I don't play Starfire any more, haven't in many years. But this was something I took a few steps toward back then, but lacked the knowledge or the resources to build. But 5 days ago, for reasons unknown to me, I decided to take another stab at it.
In the game, you play a race exploring their own solar system. During these explorations, you can discover warp points that lead to other star systems, and those systems probably have more warp points of their own, and so on. There are also a series of books based in the game universe, and in one of them, a mention is made of a 3D plot of known warp points which made choke points easy to spot, and that was what I wanted to make, a system that could do that.
I did this in Excel using a Scatter Chart, and a whole lotta math I found on the Internets, especially the formulas to turn it into a Red-Cyan 3D model.
The different symbols represent different races (without loading in special symbols I was limited to Excel's 4 decent ones). The app does not use the actual Starfire rules for exploration, but as this is mostly intended as just a sample, so randomly adding connections is fine.
Each system exerts a pull on other systems it is connected to, and pushes all systems away (with an inverse gravitational strength - ie: the closer two systems are, the farther they repel each other. This is to prevent them all from just bunching up on top of each other. Also, each system pulls and pushes according to it's "mass" - the more warp points it has, the more it affects it's neighbors, and the less it is affected by them. The goal of this is to put the connection-heavy systems toward the center, with the lighter ones toward the edges.
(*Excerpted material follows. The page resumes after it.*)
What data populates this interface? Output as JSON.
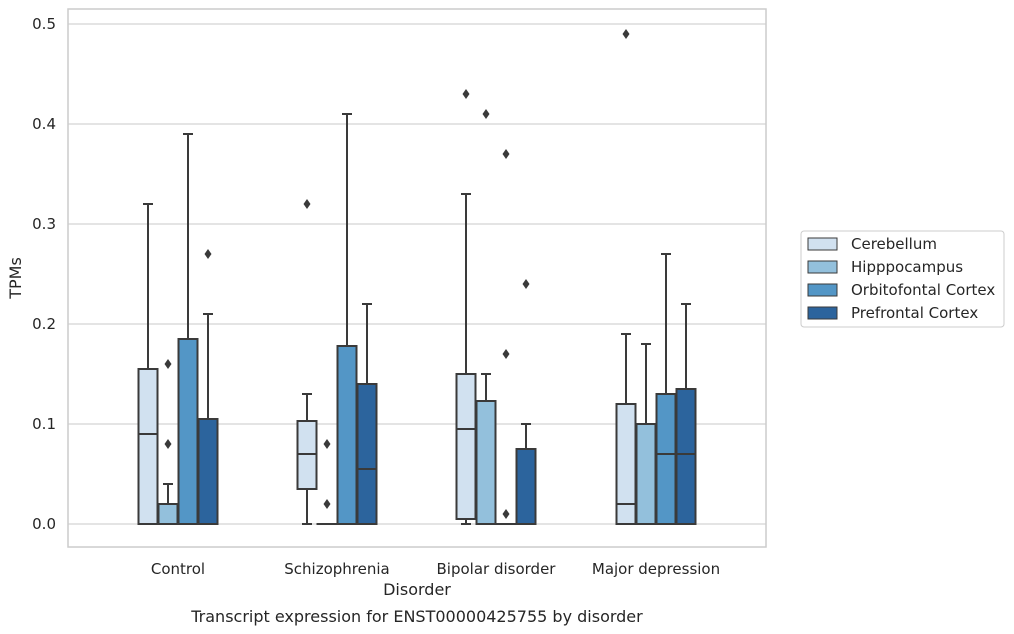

Also, it prevents oscillation - I was often getting two heavy systems that were linked together and alternating between pulling each other extremely close, and then throwing each other way far out, and then back close again, and so on.
The movies are far too large to load on here, so I put them up on YouTube. The quality suffered, since I have absolutely no practical video experience. But it's after midnight, so you'll just have to suffer through the distortion until I have a chance to try it again. So there.
The other occasional problem with the video is when a point gets too close to the camera or goes behind it, it screws the whole thing up for a few frames, but it always straightens back up fairly quickly.
Also, I did not hard-code the chart boundaries, so it jerks around sometimes to best fit the map.
It does constantly rotate the map around, trying to keep the best view of it all, and also because the points in motion seem to be easier to perceive the spatial relationships of the points.
You will need Red-Cyan 3D glasses to properly watch these videos.
System creation and arrangement:
Final map overview:
There are a few quality glitches in the videos, but not as many as before.
(yeah, this is not a tutorial - I'm just showing off something neat I made. I am not sure I could explain it all in a tutorial format. Portions of it got added piecemeal, as I figured out what worked and what didn't, or found something on the internet, and several parts are just kludged together with tape and spit. And while I know enough to use the math involved, I am not sure I actually understand it all, if that makes any sense.)